Investors may be offered incentives

Mark Lister
Mark Lister
The Government is likely to offer incentives to encourage New Zealand investors to hold on to shares they buy in the state-owned energy companies being prepared for listing.

Craigs Investment Partners head of research Mark Lister told the Otago Daily Times the Government might look to Australia and follow the example set with the earlier sale of Queensland Rail.

In that instance, the Queensland state government introduced an incentive-type scheme for retail investors. If the investors, typically described as "mums and dads", held the shares for a set period of time - around two years - they received free loyalty shares.

"That made it more attractive for retail investors as they were getting something for nothing. It also provided incentives to stick with the company for a long period of time rather than chase a sale on the first day.

"We think our Government will look at incentives down the line."

Mr Lister and Craigs' head of investment management, James Beale, were in Dunedin yesterday as part of a nationwide tour to talk to clients and investors.

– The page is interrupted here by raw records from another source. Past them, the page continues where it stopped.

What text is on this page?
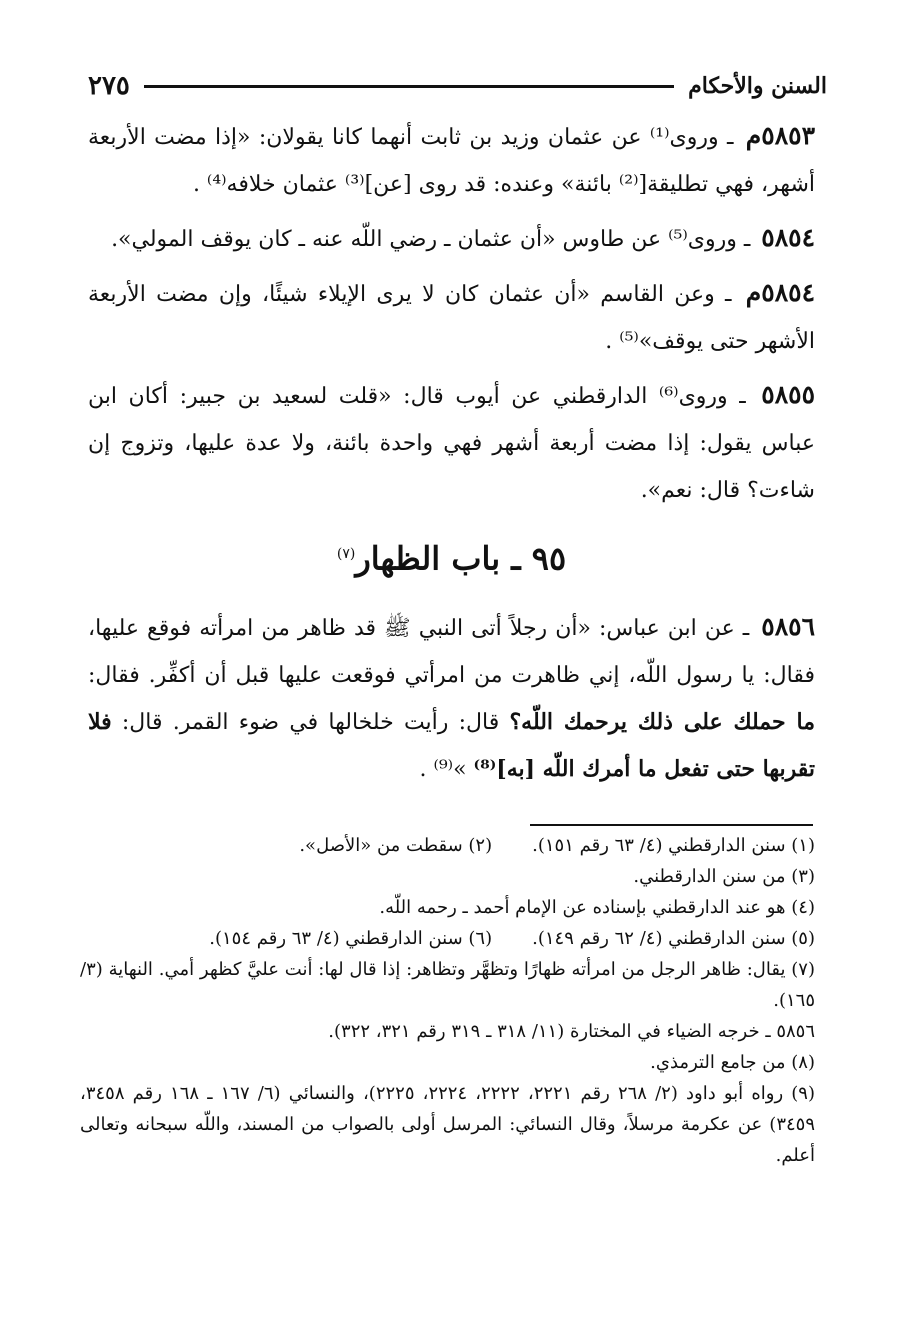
السنن والأحكام
٢٧٥

٥٨٥٣م ـ وروى⁽¹⁾ عن عثمان وزيد بن ثابت أنهما كانا يقولان: «إذا مضت الأربعة أشهر، فهي تطليقة[⁽²⁾ بائنة» وعنده: قد روى [عن]⁽³⁾ عثمان خلافه⁽⁴⁾ .

٥٨٥٤ ـ وروى⁽⁵⁾ عن طاوس «أن عثمان ـ رضي اللّه عنه ـ كان يوقف المولي».

٥٨٥٤م ـ وعن القاسم «أن عثمان كان لا يرى الإيلاء شيئًا، وإن مضت الأربعة الأشهر حتى يوقف»⁽⁵⁾ .

٥٨٥٥ ـ وروى⁽⁶⁾ الدارقطني عن أيوب قال: «قلت لسعيد بن جبير: أكان ابن عباس يقول: إذا مضت أربعة أشهر فهي واحدة بائنة، ولا عدة عليها، وتزوج إن شاءت؟ قال: نعم».

٩٥ ـ باب الظهار$^{(٧)}$

٥٨٥٦ ـ عن ابن عباس: «أن رجلاً أتى النبي ﷺ قد ظاهر من امرأته فوقع عليها، فقال: يا رسول اللّه، إني ظاهرت من امرأتي فوقعت عليها قبل أن أكفِّر. فقال: ما حملك على ذلك يرحمك اللّه؟ قال: رأيت خلخالها في ضوء القمر. قال: فلا تقربها حتى تفعل ما أمرك اللّه [به]⁽⁸⁾ »⁽⁹⁾ .

(١) سنن الدارقطني (٤/ ٦٣ رقم ١٥١).

(٢) سقطت من «الأصل».

(٣) من سنن الدارقطني.

(٤) هو عند الدارقطني بإسناده عن الإمام أحمد ـ رحمه اللّه.

(٥) سنن الدارقطني (٤/ ٦٢ رقم ١٤٩).

(٦) سنن الدارقطني (٤/ ٦٣ رقم ١٥٤).

(٧) يقال: ظاهر الرجل من امرأته ظهارًا وتظهَّر وتظاهر: إذا قال لها: أنت عليَّ كظهر أمي. النهاية (٣/ ١٦٥).

٥٨٥٦ ـ خرجه الضياء في المختارة (١١/ ٣١٨ ـ ٣١٩ رقم ٣٢١، ٣٢٢).

(٨) من جامع الترمذي.

(٩) رواه أبو داود (٢/ ٢٦٨ رقم ٢٢٢١، ٢٢٢٢، ٢٢٢٤، ٢٢٢٥)، والنسائي (٦/ ١٦٧ ـ ١٦٨ رقم ٣٤٥٨، ٣٤٥٩) عن عكرمة مرسلاً، وقال النسائي: المرسل أولى بالصواب من المسند، واللّه سبحانه وتعالى أعلم.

Part of the presentation was on the partial sale and listing of government-owned energy companies Mighty River Power, Genesis Energy and Meridian and coal producer Solid Energy.

Mighty River was likely to be listed on the NZX in the third quarter of this year.

Opposition to the sell-down has been growing with petitions launched and supported by Grey Power, some student associations and the Labour Party.

Prime Minister John Key had promised that New Zealand shareholders would be first in line for the SOE shares although there is no way of ensuring they stay in New Zealand hands after the first sale.

Messrs Lister and Beale were quick to steer clear of any political questions.

Mr Beale said about 90% of questions from investors were about the assets and the sell-down process. The remainder were on political issues.

There had been strong investor interest in acquiring shares in the company and some questions were around how investors could get the shares when they were allocated.

The energy companies were high-quality businesses and Craigs wanted to keep its clients in the companies.

"If they are providing long-term income for investors, why not keep them?"

The electricity companies had provided steady profit growth and Mr Beale expected that growth to continue. But he was not rushing into judgement before viewing a prospectus.